Similarly, the DMA_CRC_TEST flag causes the operation to compare the CRC32C result to an existing checksum. If DMA_CRC_INLINE is set, the result is compared against the inline four bytes trailing the source data. If it is not set, the result is compared against the value pointed to by crcptr.

ioat_copy_crc() calculates a CRC32C while copying data. ioat_crc() only computes a CRC32C of some data. If the initialseed argument to either routine is non-NULL, the CRC32C engine is initialized with the value it points to.

A typical user will lookup the DMA engine object for a given channel with ioat_get_dmaengine(). When the user wants to offload a copy, they will first ioat_acquire() the bus_dmaengine_t object for exclusive access to enqueue operations on that channel. Optionally, the user can reserve space by using ioat_acquire_reserve() instead. If ioat_acquire_reserve() succeeds, there is guaranteed to be room for N new operations in the internal ring buffer.

Then, they will submit one or more operations using ioat_blockfill(), ioat_copy(), ioat_copy_8k_aligned(), ioat_copy_crc(), ioat_crc(), or ioat_null(). After queuing one or more individual DMA operations, they will ioat_release() the bus_dmaengine_t to drop their exclusive access to the channel.

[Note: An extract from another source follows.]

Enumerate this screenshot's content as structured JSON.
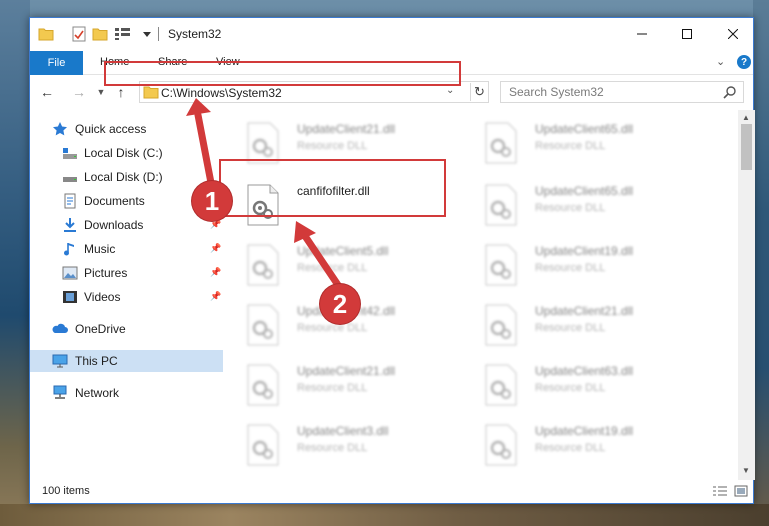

The routine they provided for the callback_fn argument will be invoked with the provided callback_arg when the operation is complete. When they are finished with the bus_dmaengine_t, the user should ioat_put_dmaengine().

Users MUST NOT block between ioat_acquire() and ioat_release(). Users SHOULD NOT hold bus_dmaengine_t references for a very long time to enable fault recovery and kernel module unload.

For an example of usage, see src/sys/dev/ioat/ioat_test.c.

/dev/ioat_test
test device for ioatcontrol(8)

ioatcontrol(8)

The I/OAT driver first appeared in FreeBSD 11.0.

The I/OAT driver was developed by Jim Harris <jimharris@FreeBSD.org>,
Carl Delsey <carl.r.delsey@intel.com>, and
Conrad Meyer <cem@FreeBSD.org>. This manual page was written by
Conrad Meyer <cem@FreeBSD.org>.

Copy operation takes bus addresses as parameters, not virtual addresses.

Buffers for individual copy operations must be physically contiguous.

Copies larger than max transfer size (1MB, but may vary by hardware) are not supported. Future versions will likely support this by breaking up the transfer into smaller sizes.

The I/OAT driver only supports blockfill, copy, and null operations at this time. The driver does not yet support advanced DMA modes, such as XOR, that some I/OAT devices support.